We're in the realm of proficient, comforting light-ent here, and fair enough, if that's what you're after. Mel and Sue are reality TV and radio stalwarts, whose enthusiastic following is thrilled to see the duo's spry, fun-poking relationship translated to the stage.
Which is just as well, because Giedroyc and Perkins are very much subjects of their own show. Here is a flashback to Sue's schooldays, under the sway of lesbian PE teachers. Here is Mel visiting Teutonic shrink Dr Freudling, to discuss her feelings about - well, Sue. The diagnosis is no surprise: "You vont to shag her." Are there any double-acts these days who leave their mutual longings be?
They are both very likable performers; their ad-libbed backchat generates bigger laughs than the script. Fun is had with Perkins's loathing of femininity, and of sincerity - which, "quite frankly, to me, is poison". The pregnant Giedroyc, faintly satirising her own girlishness, is the perfect counterpoint. And they do dressing up and funny voices with relish.

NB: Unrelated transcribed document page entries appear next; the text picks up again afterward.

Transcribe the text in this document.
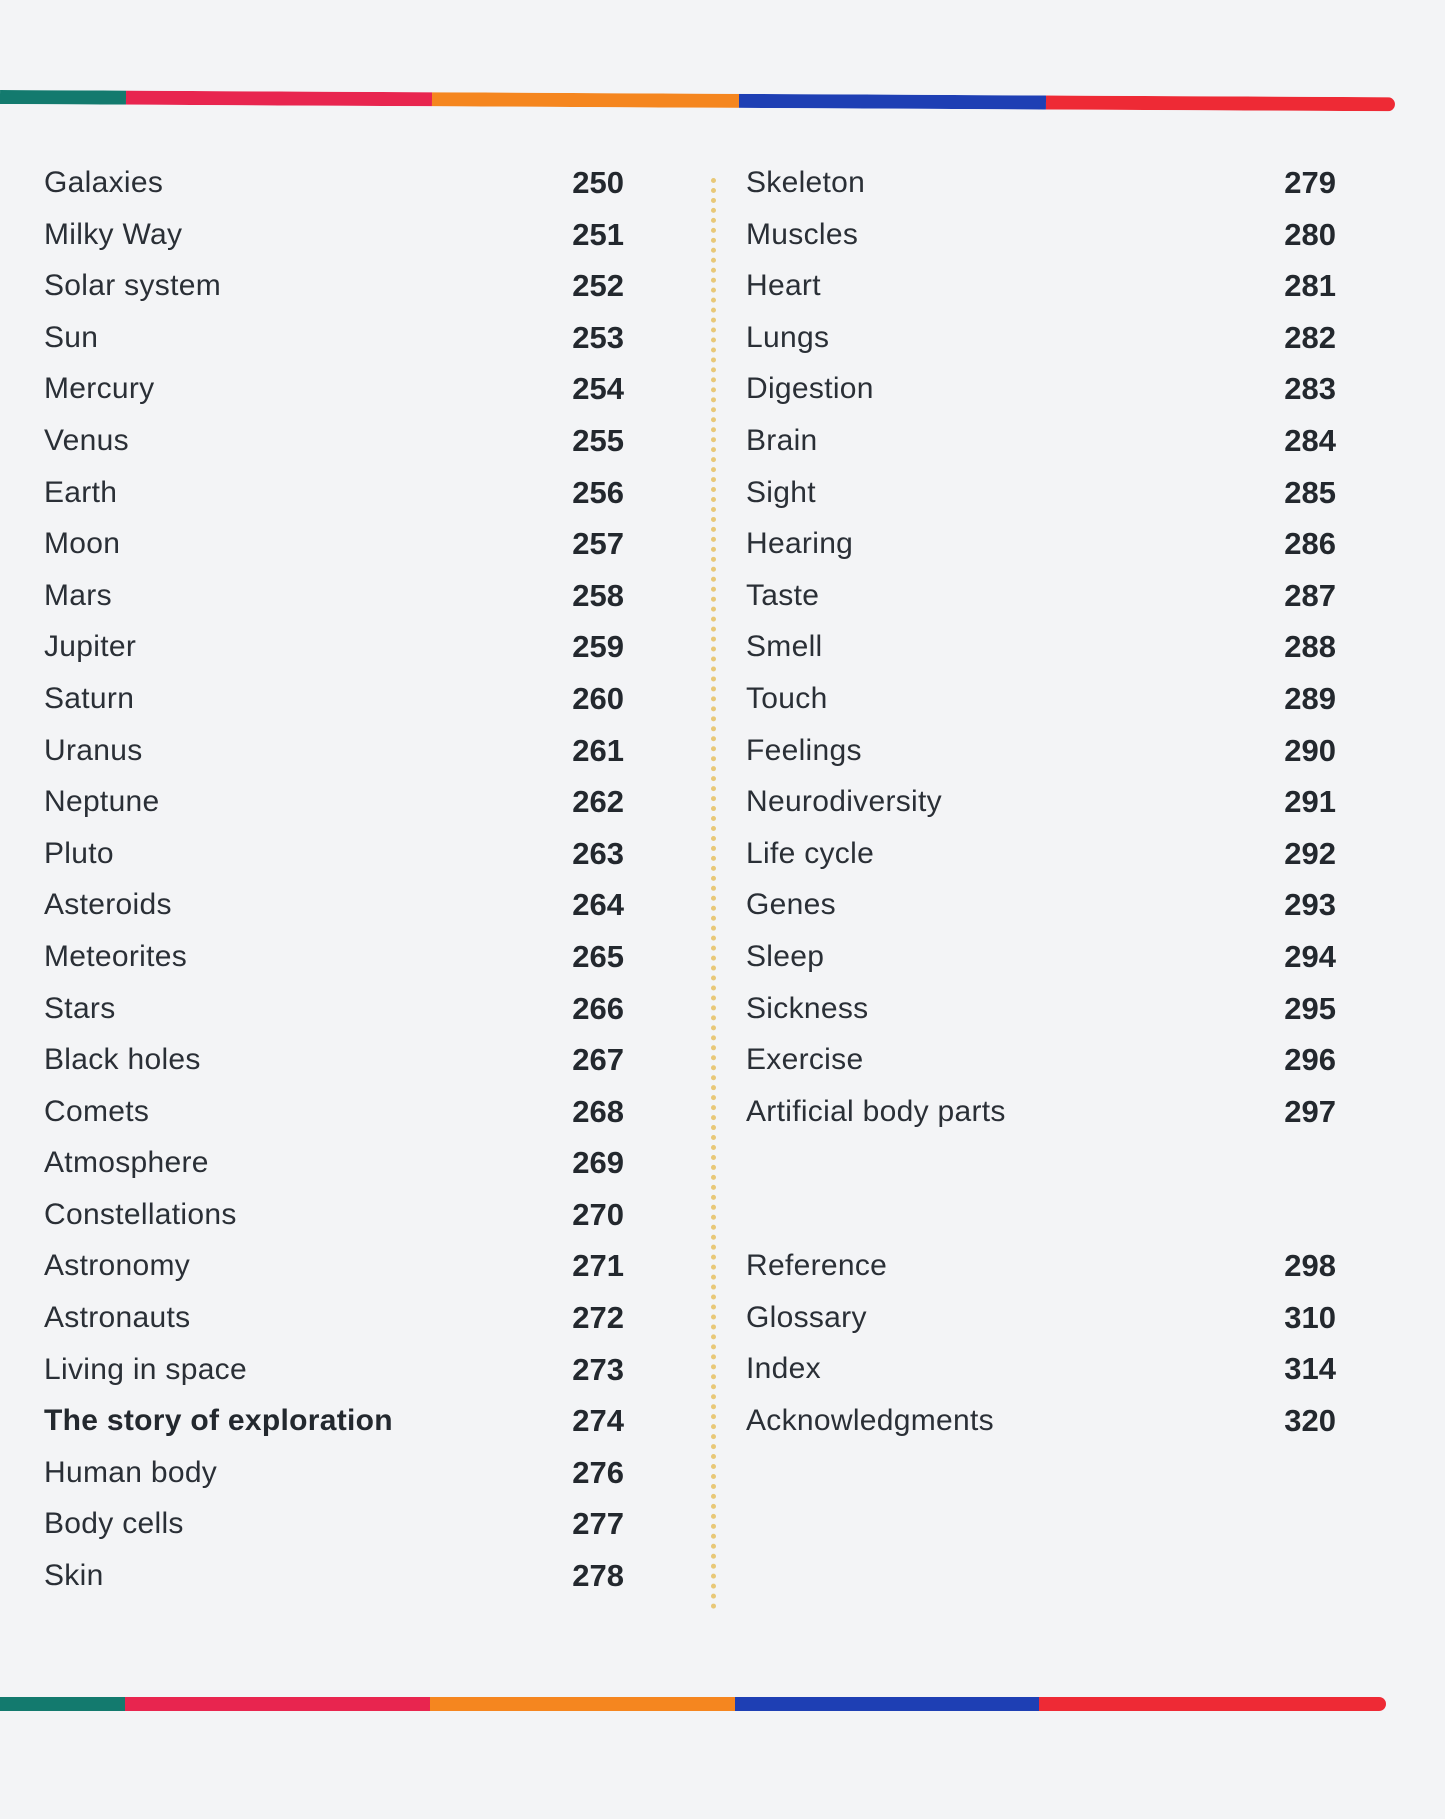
Galaxies	250
Milky Way	251
Solar system	252
Sun	253
Mercury	254
Venus	255
Earth	256
Moon	257
Mars	258
Jupiter	259
Saturn	260
Uranus	261
Neptune	262
Pluto	263
Asteroids	264
Meteorites	265
Stars	266
Black holes	267
Comets	268
Atmosphere	269
Constellations	270
Astronomy	271
Astronauts	272
Living in space	273
The story of exploration	274
Human body	276
Body cells	277
Skin	278
Skeleton	279
Muscles	280
Heart	281
Lungs	282
Digestion	283
Brain	284
Sight	285
Hearing	286
Taste	287
Smell	288
Touch	289
Feelings	290
Neurodiversity	291
Life cycle	292
Genes	293
Sleep	294
Sickness	295
Exercise	296
Artificial body parts	297
Reference	298
Glossary	310
Index	314
Acknowledgments	320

But the performance outstrips the material. When they play themselves as ageing luvvies you savour the outré characterisation, but barely notice what they're talking about. With their skits on holiday reps and Hispanic soap operas, meanwhile, Mel and Sue stray onto the scorched earth of comedy terrain: nothing grows there.
The pair are over-amplified in Pleasance One, but it's the substance of their comedy, not its volume, that should be more piercing.
· Until August 17. Box office: 0131-556 6550.